Une passion pour les histoires
Pour remettre de la joie dans sa vie, Natacha commence alors vraiment à écrire. Puis elle entreprend des études de journalisme par correspondance. Son diplôme en poche, elle entame une carrière de pigiste auprès de différents médias romands. Dans ce prolongement, la jeune femme savoure plusieurs stages d’écriture, notamment un animé par l’écrivain français Pierre Assouline. Elle y ébauche le premier chapitre de « Elles ». Depuis, les mots ne la quittent plus. Natacha affectionne particulièrement de mettre en avant par sa plume des femmes et des histoires de vies singulières. Elle a rédigé entre autres le magazine régional de Martigny « Le Carrefour ». Elle travaille d’ailleurs déjà sur son prochain roman historique sur un fond de seconde guerre mondiale en Allemagne.
Créer pour s’émouvoir
Depuis 2018, Natacha habite en Valais : « C’est ici que je me sens vraiment chez moi. » Sa joie de vivre semble s’y exprimer davantage encore. Son esprit libre et « kaléidoscopé » l’emmène dans toutes sortes de créations, entre peintures, photographies et carnets de voyage. Un brin espiègle avec ses cheveux bouclés, elle se décrit « comme une gitane amoureuse des brocantes et des gens. » Natacha rit aux éclats : « Je suis une éponge qui capte tout avec émotion. » Cette émotion, elle la cultive aussi à travers son autre grande passion : le chant. L’opéra c’est encore une affaire d’histoires et de rencontres avec son orchestre, sa musique, ses costumes et ses décors. Son coup de cœur lyrique : Le Nozze di Figaro de Mozart. « J’aime être sur la scène et offrir tout ce que je peux », souffle Natacha.
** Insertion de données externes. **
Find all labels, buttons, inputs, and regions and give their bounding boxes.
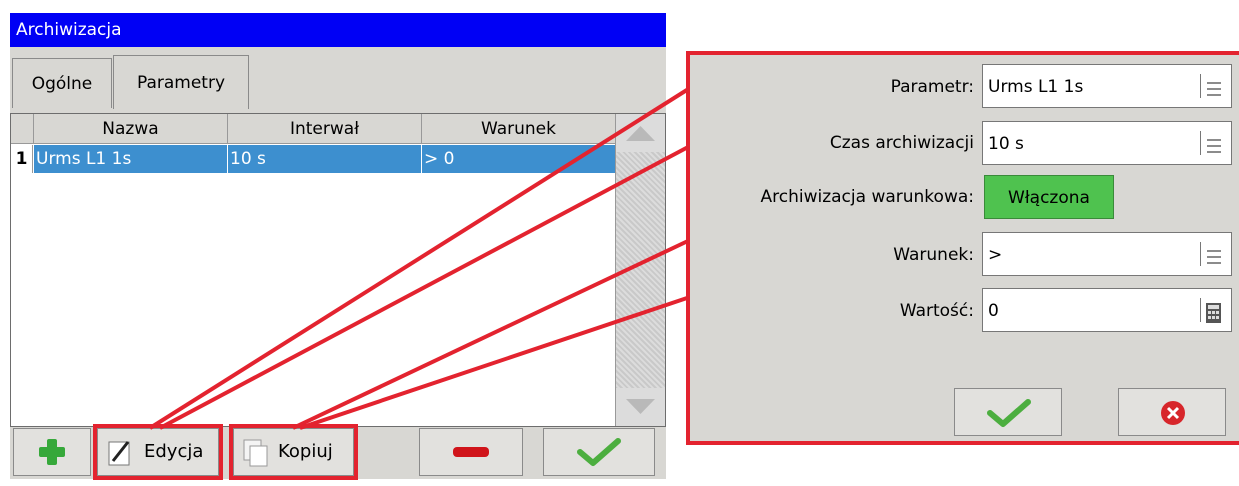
- calculator-icon[interactable]: [1200, 298, 1225, 323]
- cell-nazwa: Urms L1 1s: [34, 145, 228, 173]
- warunek-value: >: [988, 245, 1003, 265]
- vertical-scrollbar[interactable]: [615, 114, 665, 426]
- warunek-label: Warunek:: [893, 245, 974, 265]
- plus-icon: [39, 439, 65, 465]
- copy-icon: [243, 439, 268, 467]
- tab-parameters[interactable]: Parametry: [113, 55, 249, 109]
- czas-value: 10 s: [988, 134, 1024, 154]
- scroll-up-button[interactable]: [616, 114, 665, 152]
- table-row[interactable]: Urms L1 1s 10 s > 0: [34, 145, 615, 173]
- scroll-down-button[interactable]: [616, 388, 665, 426]
- cell-interwal: 10 s: [228, 145, 422, 173]
- warunek-field[interactable]: >: [982, 232, 1232, 276]
- wartosc-field[interactable]: 0: [982, 288, 1232, 332]
- cell-warunek: > 0: [424, 149, 455, 169]
- row-number: 1: [11, 145, 33, 173]
- parametr-field[interactable]: Urms L1 1s: [982, 64, 1232, 108]
- czas-label: Czas archiwizacji: [829, 133, 974, 153]
- table-header: Nazwa Interwał Warunek: [11, 114, 615, 144]
- column-header-nazwa[interactable]: Nazwa: [34, 114, 228, 144]
- dialog-ok-button[interactable]: [954, 388, 1062, 436]
- parametr-label: Parametr:: [890, 77, 974, 97]
- window-title: Archiwizacja: [10, 13, 666, 47]
- parameters-table: Nazwa Interwał Warunek 1 Urms L1 1s 10 s…: [10, 113, 666, 427]
- parameter-dialog: Parametr: Urms L1 1s Czas archiwizacji 1…: [686, 51, 1239, 445]
- column-header-warunek[interactable]: Warunek: [422, 114, 615, 144]
- check-icon: [987, 399, 1031, 427]
- list-icon[interactable]: [1200, 74, 1225, 98]
- list-icon[interactable]: [1200, 242, 1225, 266]
- arrow-up-icon: [626, 126, 655, 141]
- list-icon[interactable]: [1200, 131, 1225, 155]
- minus-icon: [453, 447, 489, 457]
- tab-general[interactable]: Ogólne: [12, 58, 112, 108]
- edit-label: Edycja: [144, 441, 204, 462]
- remove-button[interactable]: [419, 428, 523, 476]
- archive-window: Archiwizacja Ogólne Parametry Nazwa Inte…: [10, 13, 666, 479]
- header-corner: [11, 114, 34, 144]
- wartosc-value: 0: [988, 301, 999, 321]
- check-icon: [577, 438, 621, 466]
- column-header-interwal[interactable]: Interwał: [228, 114, 422, 144]
- copy-button[interactable]: Kopiuj: [229, 424, 358, 480]
- confirm-button[interactable]: [543, 428, 655, 476]
- parametr-value: Urms L1 1s: [988, 77, 1084, 97]
- pencil-icon: [108, 441, 130, 466]
- copy-label: Kopiuj: [278, 441, 333, 462]
- wartosc-label: Wartość:: [899, 301, 974, 321]
- arrow-down-icon: [626, 399, 655, 414]
- czas-field[interactable]: 10 s: [982, 121, 1232, 165]
- edit-button[interactable]: Edycja: [93, 424, 223, 480]
- dialog-cancel-button[interactable]: [1118, 388, 1226, 436]
- cancel-icon: [1161, 401, 1185, 425]
- arch-war-toggle[interactable]: Włączona: [984, 175, 1114, 219]
- add-button[interactable]: [13, 428, 91, 476]
- arch-war-label: Archiwizacja warunkowa:: [760, 187, 975, 207]
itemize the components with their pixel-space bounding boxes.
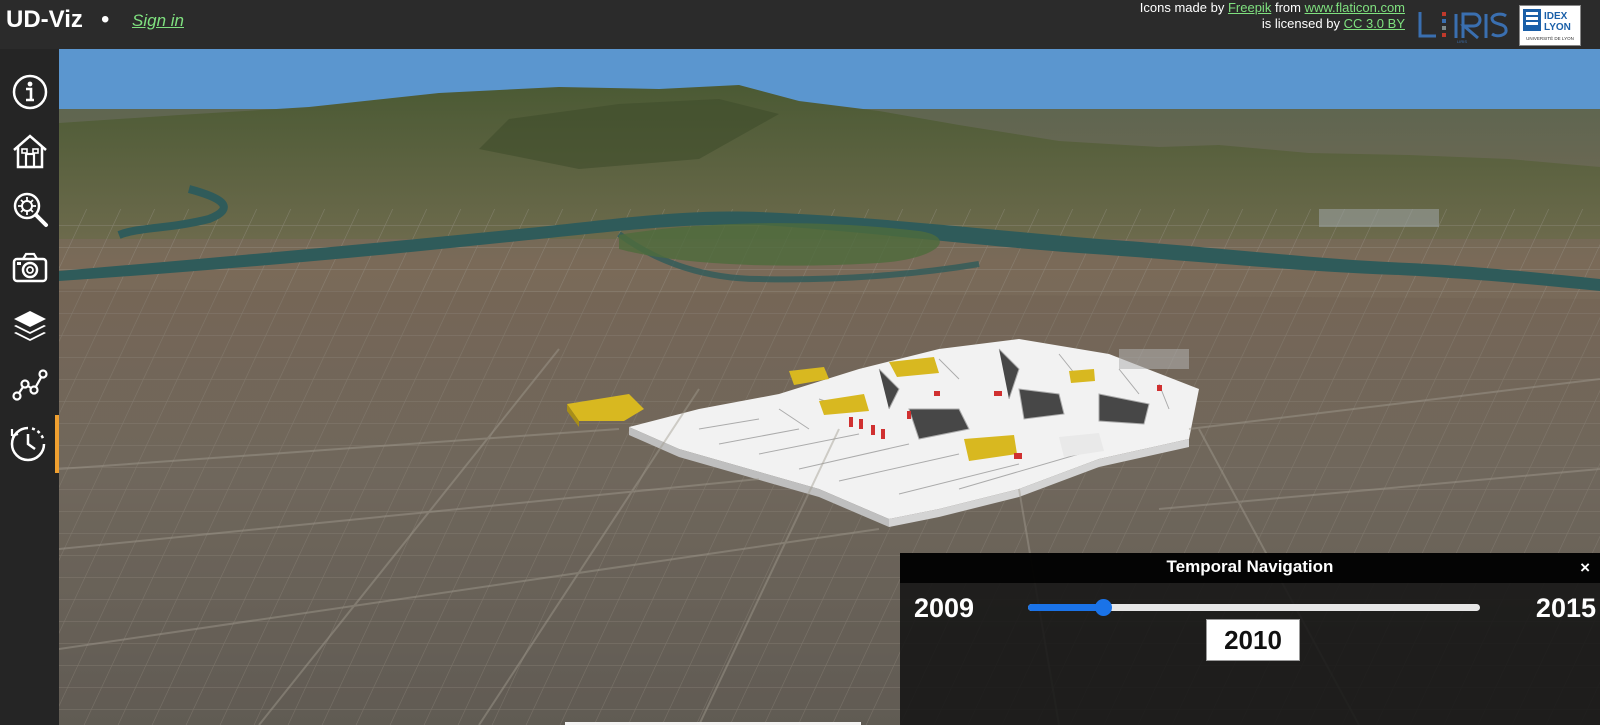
svg-text:LYON: LYON xyxy=(1544,22,1571,33)
max-year-label: 2015 xyxy=(1535,593,1596,623)
home-icon xyxy=(12,134,47,169)
liris-logo-text: LIRIS xyxy=(1457,39,1467,44)
svg-text:UNIVERSITÉ DE LYON: UNIVERSITÉ DE LYON xyxy=(1526,35,1574,41)
layers-button[interactable] xyxy=(0,297,59,355)
icon-credits: Icons made by Freepik from www.flaticon.… xyxy=(1140,0,1405,32)
highlighted-building xyxy=(1069,369,1095,383)
app-title: UD-Viz xyxy=(6,6,83,33)
graph-button[interactable] xyxy=(0,356,59,414)
camera-button[interactable] xyxy=(0,239,59,297)
license-link[interactable]: CC 3.0 BY xyxy=(1344,16,1405,31)
idex-lyon-logo: IDEX LYON UNIVERSITÉ DE LYON xyxy=(1519,5,1581,46)
temporal-clock-icon xyxy=(10,426,45,462)
info-icon xyxy=(12,74,47,110)
camera-icon xyxy=(12,252,47,283)
temporal-window-title: Temporal Navigation xyxy=(900,553,1600,583)
svg-text:IDEX: IDEX xyxy=(1544,11,1568,22)
sign-in-link[interactable]: Sign in xyxy=(132,11,184,31)
layers-icon xyxy=(13,311,46,341)
credits-prefix: Icons made by xyxy=(1139,0,1225,15)
temporal-button[interactable] xyxy=(0,415,59,473)
min-year-label: 2009 xyxy=(914,593,975,623)
city-object-search-icon xyxy=(13,192,48,227)
flaticon-link[interactable]: www.flaticon.com xyxy=(1305,0,1405,15)
top-header: UD-Viz • Sign in Icons made by Freepik f… xyxy=(0,0,1600,49)
slider-fill xyxy=(1028,604,1104,611)
license-prefix: is licensed by xyxy=(1261,16,1340,31)
close-icon[interactable]: × xyxy=(1580,558,1590,578)
slider-handle[interactable] xyxy=(1095,599,1113,616)
title-dot: • xyxy=(101,6,110,33)
temporal-navigation-window: Temporal Navigation × 2009 2015 2010 xyxy=(900,553,1600,725)
graph-icon xyxy=(11,369,48,401)
info-button[interactable] xyxy=(0,63,59,121)
credits-from: from xyxy=(1274,0,1301,15)
year-slider[interactable] xyxy=(1028,599,1480,616)
city-object-search-button[interactable] xyxy=(0,180,59,238)
freepik-link[interactable]: Freepik xyxy=(1228,0,1271,15)
current-year-box[interactable]: 2010 xyxy=(1206,619,1300,661)
left-toolbar xyxy=(0,49,59,725)
liris-logo: LIRIS xyxy=(1418,12,1508,44)
home-button[interactable] xyxy=(0,122,59,180)
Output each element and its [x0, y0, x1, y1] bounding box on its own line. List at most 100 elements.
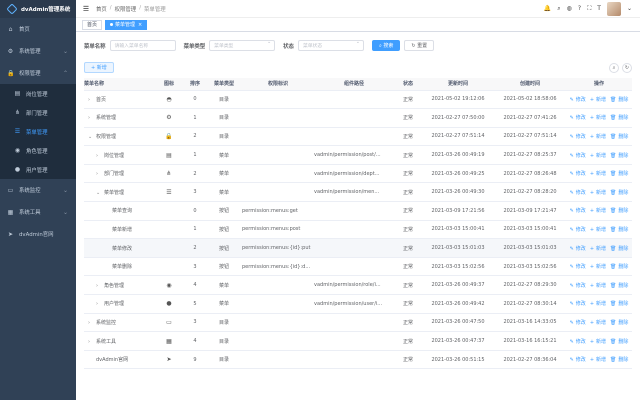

Le chant permet aussi d’explorer autrement les différentes langues qu’elle maîtrise, comme l’italien ou l’allemand, sans oublier le russe, mais surtout l’anglais qui fait partie de son ADN.
Avant de terminer cette rencontre, la jeune femme de mère anglaise évoque encore les étés passés enfant avec son frère et sa sœur en Angleterre. Dans le jardin de ses grands-parents, la dégustation du thé ne s’improvisait pas. Natacha rit de ce souvenir qui remonte soudain à sa mémoire : « Il était hors de question de tremper son biscuit dans ce breuvage sacré, cela ne se faisait pas. » D’ailleurs, sa grand-mère « Nana », nonante-cinq ans, vit toujours. Il y a aussi ces ambiances dans le Sud de la France chez une amie de la famille qui tricote des pulls et sèche sa laine teintée entre ses figuiers. Et enfin, toutes ces grandes histoires d’amitié qui la font vibrer. Natacha de Santignac aime définitivement les gens. Elle aime surtout tisser des liens dans la vie et dans ses livres. Son éclat, sa plume authentique et la magie avec lesquels elle pose son regard sur tout font d’elle une personnalité et une artiste qu’on n’oublie pas.